The woman came back. She asked us if we would like a beverage—Coke, water, beer? We were relieved; they’re probably not going to kill us. But we were still worried that some really bad news was coming. The drinks were to prepare us for some devastating news.
“Bottled water would be great,” Trina said.
“Beer? What do you have?”
“Bud, Bud Lite, Miller, Coors. And we have Mexican beers. Corona, Modelo, Dos Equis, Pacifico—”
“Pacifico.”
“One moment.”
She came back with our drinks and sat down at the desk. Here it comes. We braced ourselves.
“Welcome to Puerto Vallarta! Have you been here before?”
“No.”
“Well I hope you enjoy your stay with us. I just need to see some ID and I’ll get you your room key.”
What? Yes. Apparently, being a Diamond Hilton Honors Member means you do not check in at the counter with the unwashed riff-raff of Puerto Vallarta. No. You check in in a calm, quiet room, seated, drinking a cold beer (at least at this hotel).
We relaxed. The small courtesies seemed too good to be true. She gave us our keys. She encouraged us to go straight out to the poolside and enjoy our drinks; a bellhop would immediately deliver our baggage to our room.
I asked her if she knew about Vidanta because of our airport experience. Yes, she said, it was a scam. “They say it is only a one-hour event but they keep you there all day.” All day. She knew of one family, she said, that only had three days in Puerto Vallarta. They lost an entire day trapped at the Vidanta tour.
Dear God, I thought.
We spent the rest of that day (it was only about 1pm) getting a buffet lunch and then walking the beach. A man with a rack of sunglasses asked if we wanted to buy some sunglasses. A woman buried in wool wraps asked if we wanted to buy bracelets.
Another man asked if we wanted to buy a box of Cuban cigars.
“No thanks.”
“Okay, some weed? Blow?”
“No thanks.”
We took a taxi to the Romantic District, an area with oceanfront shops, local art, exotic statuary, a flea market. As we stepped out of the taxi a man asked,
“Good day sir, would you like to buy Cuban cigars?”
“No thanks.”
“Okay, some weed? Blow?”
“No thanks.”
We found a small cathedral and went in to listen to five minutes of a choir and Catholic liturgy in Spanish. Then we left and went to buy some ice cream. Policemen were stationed on street corners, and as we walked along the sidewalk a man approached us.

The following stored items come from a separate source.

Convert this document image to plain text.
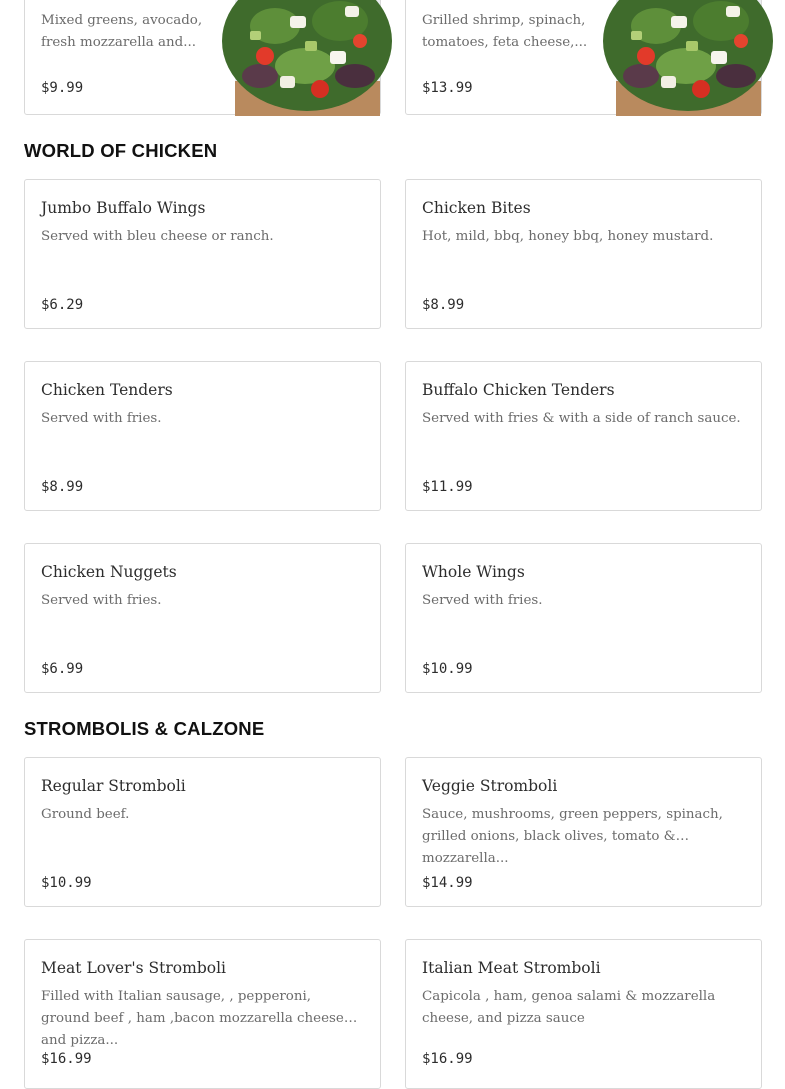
Mixed greens, avocado, fresh mozzarella and...
$9.99
Grilled shrimp, spinach, tomatoes, feta cheese,...
$13.99
WORLD OF CHICKEN
Jumbo Buffalo Wings
Served with bleu cheese or ranch.
$6.29
Chicken Bites
Hot, mild, bbq, honey bbq, honey mustard.
$8.99
Chicken Tenders
Served with fries.
$8.99
Buffalo Chicken Tenders
Served with fries & with a side of ranch sauce.
$11.99
Chicken Nuggets
Served with fries.
$6.99
Whole Wings
Served with fries.
$10.99
STROMBOLIS & CALZONE
Regular Stromboli
Ground beef.
$10.99
Veggie Stromboli
Sauce, mushrooms, green peppers, spinach, grilled onions, black olives, tomato & mozzarella...
$14.99
Meat Lover's Stromboli
Filled with Italian sausage, , pepperoni, ground beef , ham ,bacon mozzarella cheese and pizza...
$16.99
Italian Meat Stromboli
Capicola , ham, genoa salami & mozzarella cheese, and pizza sauce
$16.99
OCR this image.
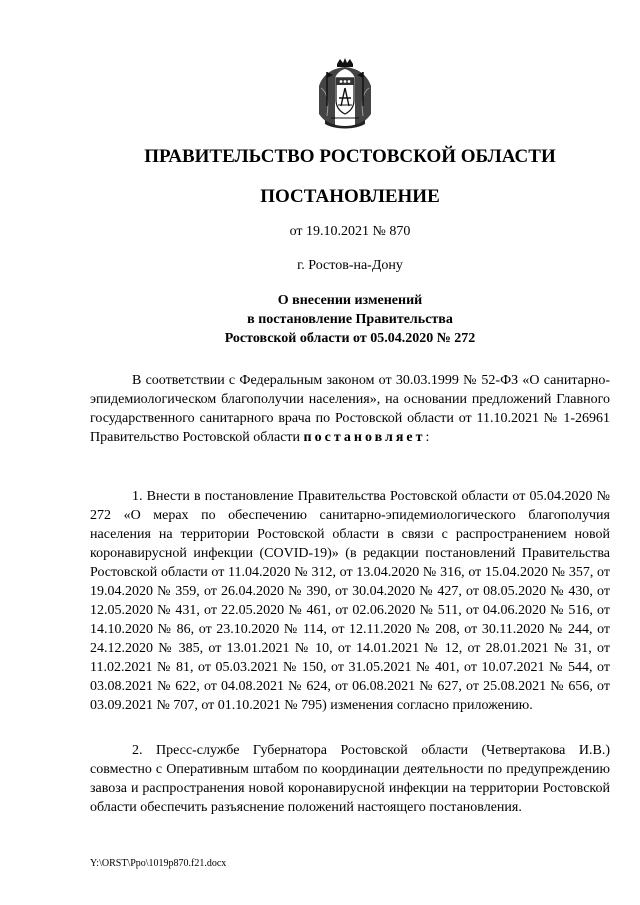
ПРАВИТЕЛЬСТВО РОСТОВСКОЙ ОБЛАСТИ
ПОСТАНОВЛЕНИЕ
от 19.10.2021 № 870
г. Ростов-на-Дону
О внесении изменений
в постановление Правительства
Ростовской области от 05.04.2020 № 272
В соответствии с Федеральным законом от 30.03.1999 № 52-ФЗ «О санитарно-эпидемиологическом благополучии населения», на основании предложений Главного государственного санитарного врача по Ростовской области от 11.10.2021 № 1-26961 Правительство Ростовской области постановляет:
1. Внести в постановление Правительства Ростовской области от 05.04.2020 № 272 «О мерах по обеспечению санитарно-эпидемиологического благополучия населения на территории Ростовской области в связи с распространением новой коронавирусной инфекции (COVID-19)» (в редакции постановлений Правительства Ростовской области от 11.04.2020 № 312, от 13.04.2020 № 316, от 15.04.2020 № 357, от 19.04.2020 № 359, от 26.04.2020 № 390, от 30.04.2020 № 427, от 08.05.2020 № 430, от 12.05.2020 № 431, от 22.05.2020 № 461, от 02.06.2020 № 511, от 04.06.2020 № 516, от 14.10.2020 № 86, от 23.10.2020 № 114, от 12.11.2020 № 208, от 30.11.2020 № 244, от 24.12.2020 № 385, от 13.01.2021 № 10, от 14.01.2021 № 12, от 28.01.2021 № 31, от 11.02.2021 № 81, от 05.03.2021 № 150, от 31.05.2021 № 401, от 10.07.2021 № 544, от 03.08.2021 № 622, от 04.08.2021 № 624, от 06.08.2021 № 627, от 25.08.2021 № 656, от 03.09.2021 № 707, от 01.10.2021 № 795) изменения согласно приложению.
2. Пресс-службе Губернатора Ростовской области (Четвертакова И.В.) совместно с Оперативным штабом по координации деятельности по предупреждению завоза и распространения новой коронавирусной инфекции на территории Ростовской области обеспечить разъяснение положений настоящего постановления.
Y:\ORST\Ppo\1019p870.f21.docx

“Cuban cigars, sir? Box of cigars?”
“No thanks.”
“Okay. Some weed? Blow?”
We started avoiding all street vendors. They were persistent. Some would call at you across the street like an old high school friend. You shook your head mildly and kept walking. Most took your refusal as a young Romeo would take rejection from a lover.
Exhausted, we decided to retreat to the safety of our hotel where vendors were not allowed. Another taxi ride (about $3 US) took us several miles, rapidly, violently, through back streets, around hard corners, down cobblestone streets, past heartbreaking poverty and shocking living conditions, back to our comfortable American hotel.

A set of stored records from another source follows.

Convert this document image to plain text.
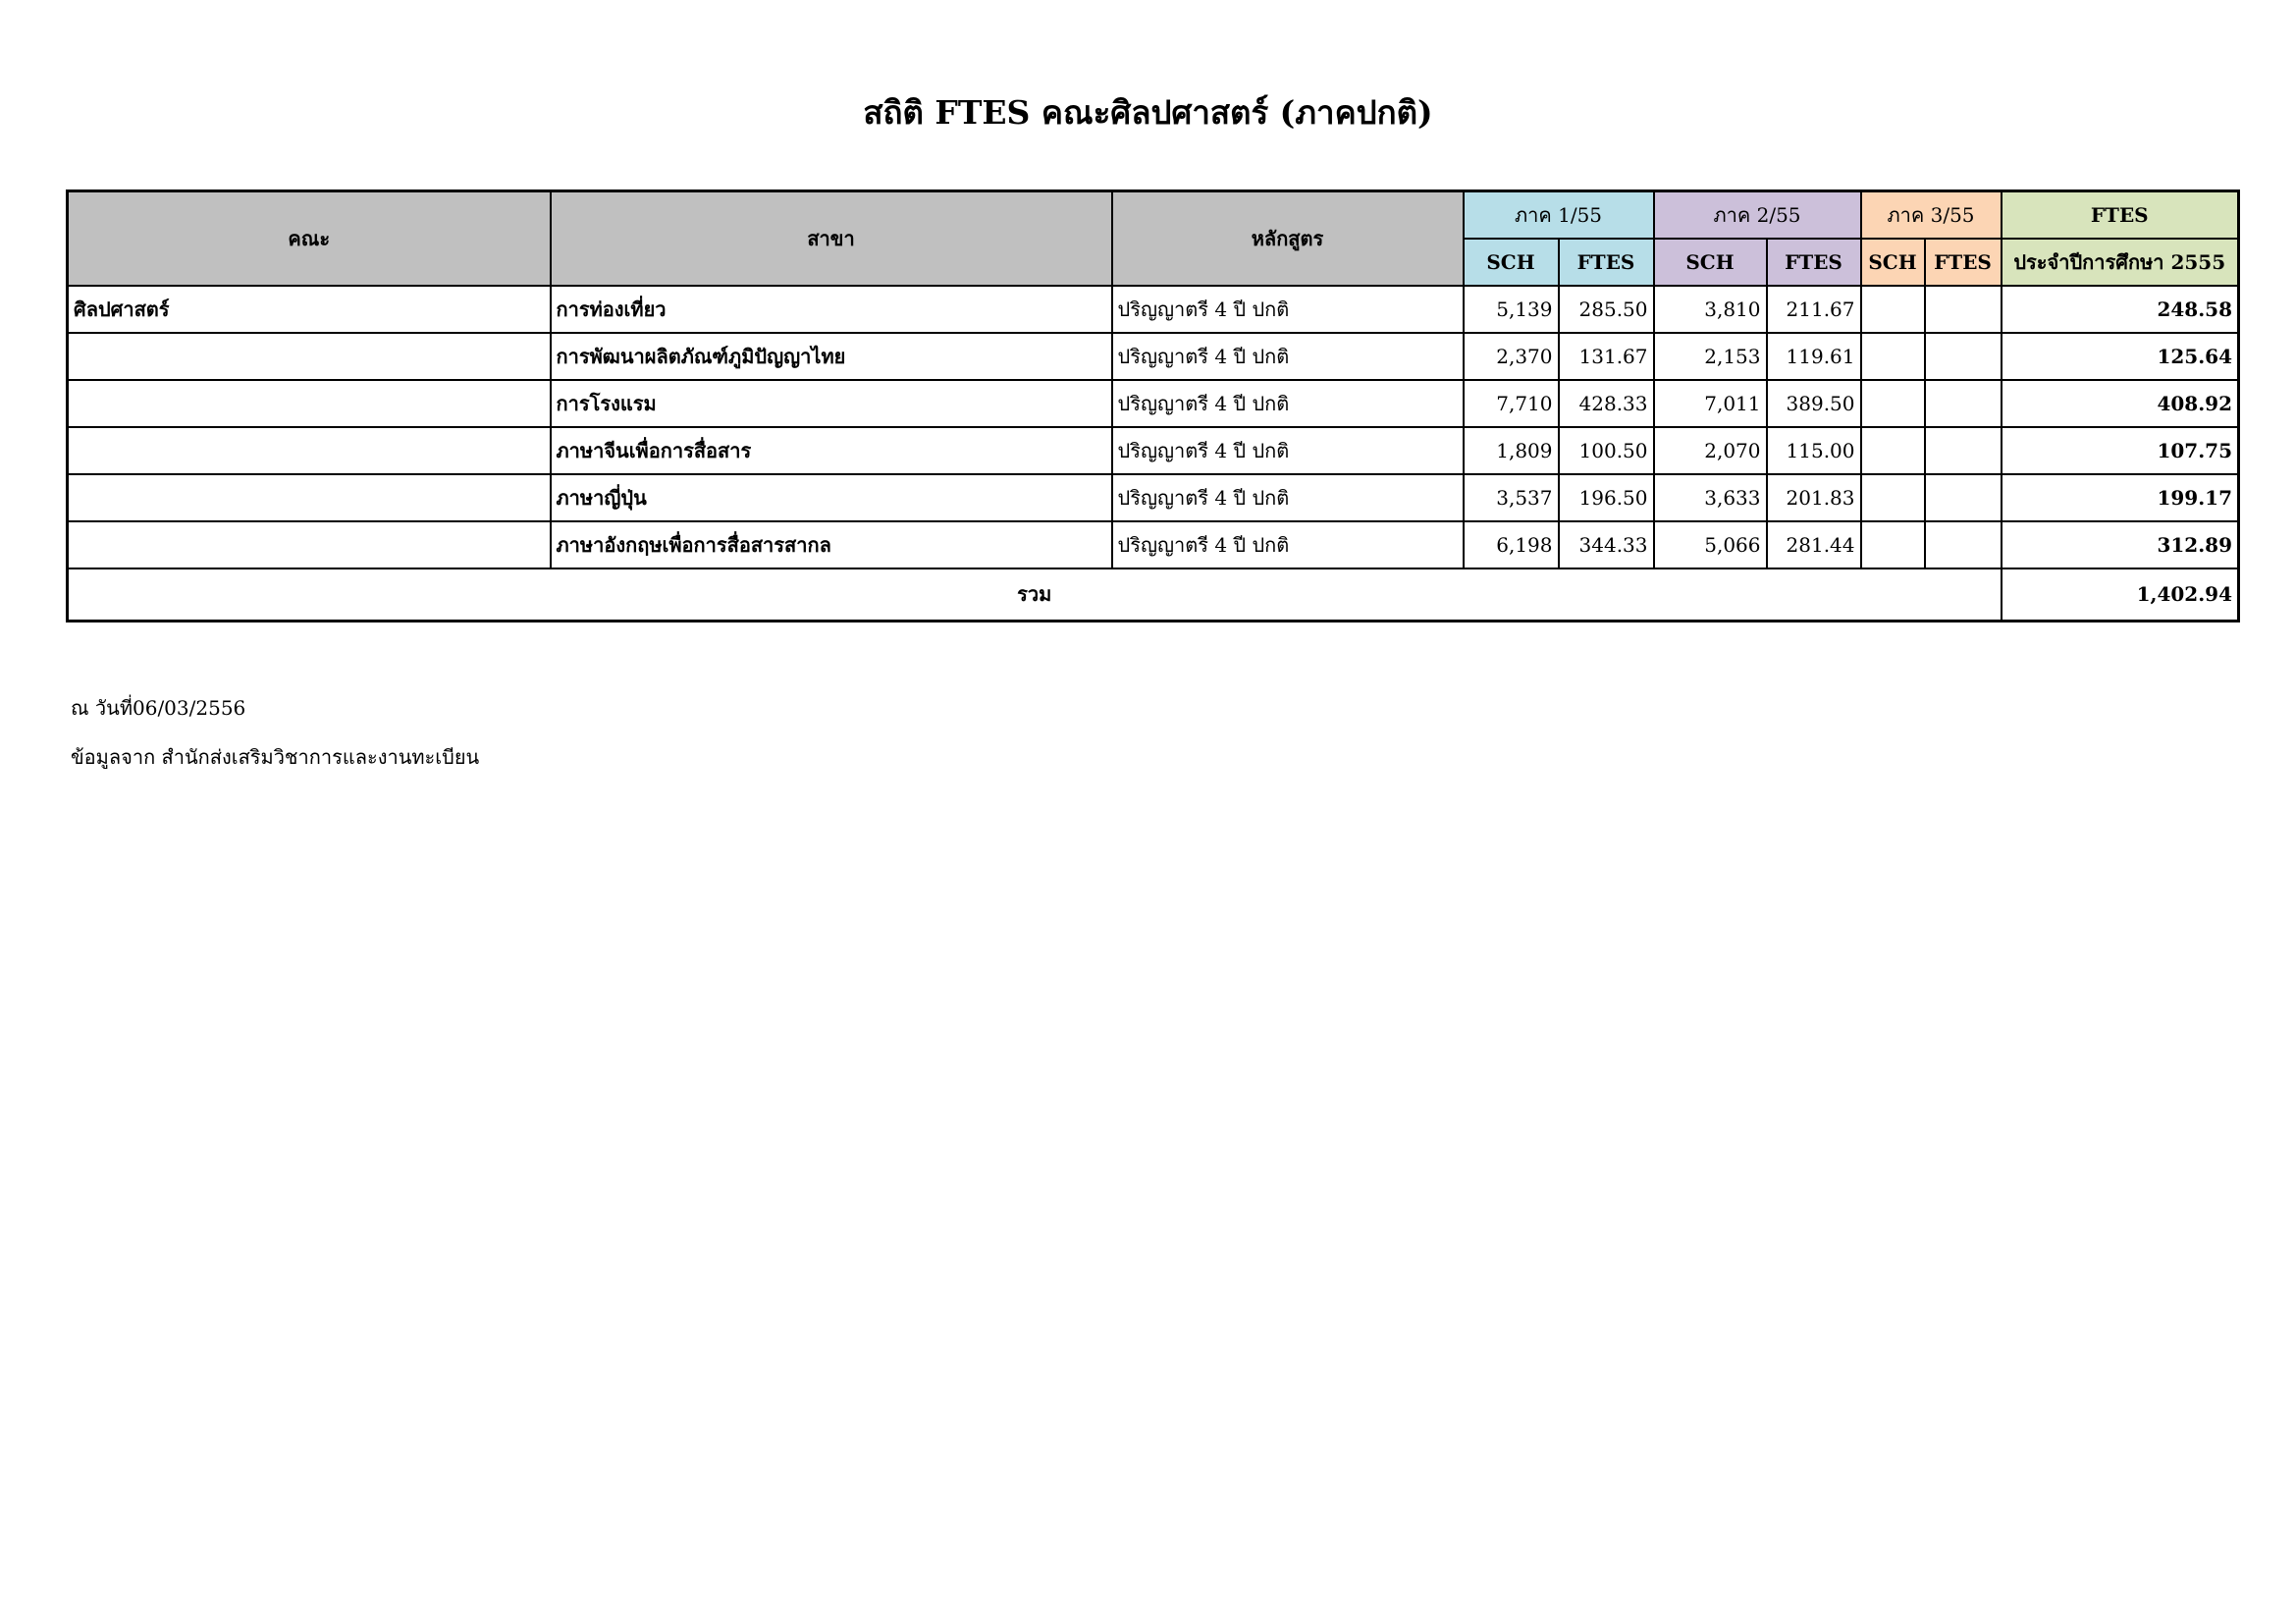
สถิติ FTES คณะศิลปศาสตร์ (ภาคปกติ)
คณะ	สาขา	หลักสูตร	ภาค 1/55		ภาค 2/55		ภาค 3/55		FTES
			SCH	FTES	SCH	FTES	SCH	FTES	ประจำปีการศึกษา 2555
ศิลปศาสตร์	การท่องเที่ยว	ปริญญาตรี 4 ปี ปกติ	5,139	285.50	3,810	211.67			248.58
	การพัฒนาผลิตภัณฑ์ภูมิปัญญาไทย	ปริญญาตรี 4 ปี ปกติ	2,370	131.67	2,153	119.61			125.64
	การโรงแรม	ปริญญาตรี 4 ปี ปกติ	7,710	428.33	7,011	389.50			408.92
	ภาษาจีนเพื่อการสื่อสาร	ปริญญาตรี 4 ปี ปกติ	1,809	100.50	2,070	115.00			107.75
	ภาษาญี่ปุ่น	ปริญญาตรี 4 ปี ปกติ	3,537	196.50	3,633	201.83			199.17
	ภาษาอังกฤษเพื่อการสื่อสารสากล	ปริญญาตรี 4 ปี ปกติ	6,198	344.33	5,066	281.44			312.89
รวม									1,402.94
ณ วันที่06/03/2556
ข้อมูลจาก สำนักส่งเสริมวิชาการและงานทะเบียน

The final surprise: in our hotel room, the bed had a colored-rice artwork on the blanket. You can see from the photos, it was loose, unglued rice, somehow laid on the bedspread, welcoming us.

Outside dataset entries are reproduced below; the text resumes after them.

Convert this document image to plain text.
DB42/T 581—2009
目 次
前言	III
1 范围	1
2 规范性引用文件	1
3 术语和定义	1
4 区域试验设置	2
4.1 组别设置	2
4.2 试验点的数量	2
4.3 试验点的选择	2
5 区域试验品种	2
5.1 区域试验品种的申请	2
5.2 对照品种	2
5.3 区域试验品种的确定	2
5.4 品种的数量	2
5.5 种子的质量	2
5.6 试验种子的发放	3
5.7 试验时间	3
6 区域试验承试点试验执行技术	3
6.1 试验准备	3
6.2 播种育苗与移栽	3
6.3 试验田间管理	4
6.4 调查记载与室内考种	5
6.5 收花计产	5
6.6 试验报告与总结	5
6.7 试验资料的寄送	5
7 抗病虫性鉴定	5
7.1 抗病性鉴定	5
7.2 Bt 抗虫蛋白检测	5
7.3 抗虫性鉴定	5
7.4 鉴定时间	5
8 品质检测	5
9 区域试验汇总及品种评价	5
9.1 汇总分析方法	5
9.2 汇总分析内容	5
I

I was simultaneously impressed and appalled by the sheer inefficiency of it all. American that I am, I couldn’t help but think that some housekeeping staff person was paid to craft this design that would inspire amazement, yes, but quickly following a sense of befuddlement.
What were we supposed to do with it? A terrible mess just waiting to happen. If we ignored it and flung the rice all over the floor, then the same senorita who meticulously placed the rice there the day before would be sweeping it up into the dustbin tomorrow.
We felt the only humane thing to do was to take two minutes to make a valley of the blanket, funnel all the rice into a channel and pour it into the trashcan.
Trivial artwork is admired and thrown in the trash. Like a black parade pantomiming the disparity between the opulent Americans that we are, and the quiet desperation of the locals locked in a world of dirt and disease.